La faute à la RH, je te dis. Tiens, ce super candidat qui demande un salaire mirobolant avec des avantages du même acabit, elle pourrait faire un effort la RH, ce n’est pas une petite exception à la règle qui va ruiner la boîte !

En effet, l’équité interne ça n’a aucune importance et on ne paiera jamais les conséquences d’avoir ouvert la boite de Pandore. Mais ça, individualiste forcené que tu es, peu enclin à porter l’intérêt de la boite avant le tien, cela ne t’avait pas effleuré l’esprit.

Sans parler du temps. Ce temps si long qu’il en deviendrait mortel. Encore la RH ça. Je te dis qu’il faut changer la culture de l’entreprise. On n’a pas le temps d’attendre nous ! Transforme-moi tout ça et vite. Encore la RH ça.

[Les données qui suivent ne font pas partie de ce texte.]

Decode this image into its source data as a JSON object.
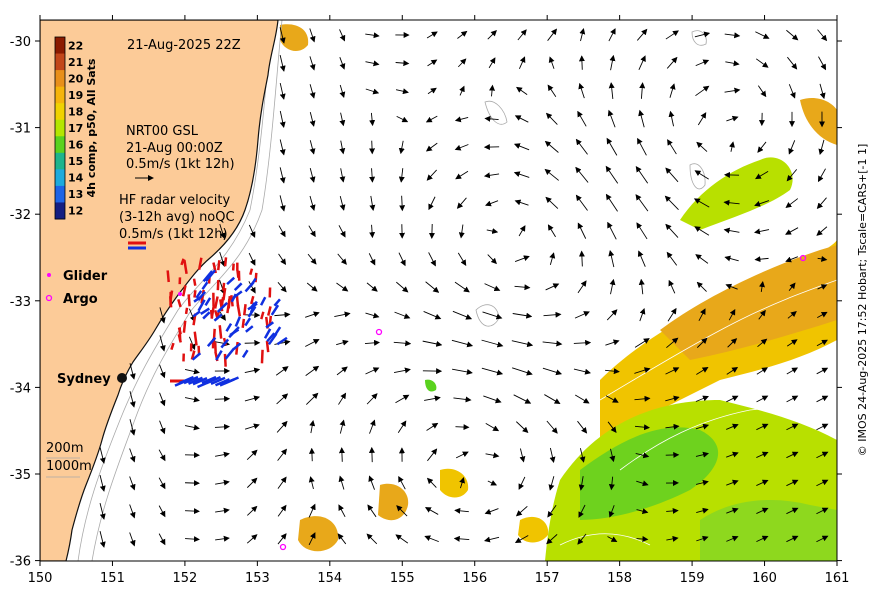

Comme si, depuis la nuit des temps, la culture se façonnait à coup de serpette en soufflant dessus et en deux temps trois mouvements. L’humain est lent, c’est la faute de la RH aussi ?

On les envoie en formation, ils ne veulent pas apprendre. On leur met des moyens d’autoformation, ils ne veulent pas apprendre. On met en place des coachs, ils ne veulent pas apprendre. Bon à un moment ça va bien.

Mais, c’est la faute de la RH. Motivez-les c’est un ordre ! Mais que faites-vous donc à la RH, mes collaborateurs ne sont pas engagés ? L’intendance ne suit pas, que diable !

Les collaborateurs ne s’approprient pas le nouveau plan de transformation, voilà donc la RH responsable de la résistance au changement. Vous n’avez qu’à les former ! La belle idée, après ce Nième grand changement auquel ils ne croient plus depuis belle lurette.

Tant on leur a fait un storytelling aussi sincère que les simagrées d’un joueur de foot latino-américain qui se roule par terre parce qu’il a un lacet de chaussure défait.

Disons les choses simplement, ce n’est pas parce que la fonction RH est en charge des ressources dites humaines qu’elle est responsable de ce que sont ou ne sont pas les dits humains, de ce que font ou ne font pas les humains, parfois depuis l’aube de l’humanité.

L’informatique traite de l’information, mais elle n’est pas responsable pour autant de la nature des informations qu’elle fait circuler dans ses tuyaux. Les services postaux sont peut-être responsables que le contenu de vos lettres arrive à destination mais ils ne sont pas fautifs des conneries qu’on écrit dedans.

En outre, si l’on avait simplement cette reconnaissance élémentaire du projet de l’entreprise et de sa réussite comme un bien commun, la question de savoir qui est fautif de quoi serait peut-être moins la priorité de certains !

La fonction RH n’est donc pas plus responsable qu’une autre de ce que sont les humains, c’est-à-dire de ce qui en fait le charme et les faiblesses depuis la nuit des temps.

En résumé, on accuse parfois un peu vite la fonction RH des inconséquences des êtres humains, à commencer par celles de ceux qui font la vie de l’entreprise, notamment décideurs et managers. Un coupable facile à pointer du doigt.

J’ai bon chef ?

Oui tu as bon mais on ne va pas en faire toute une histoire.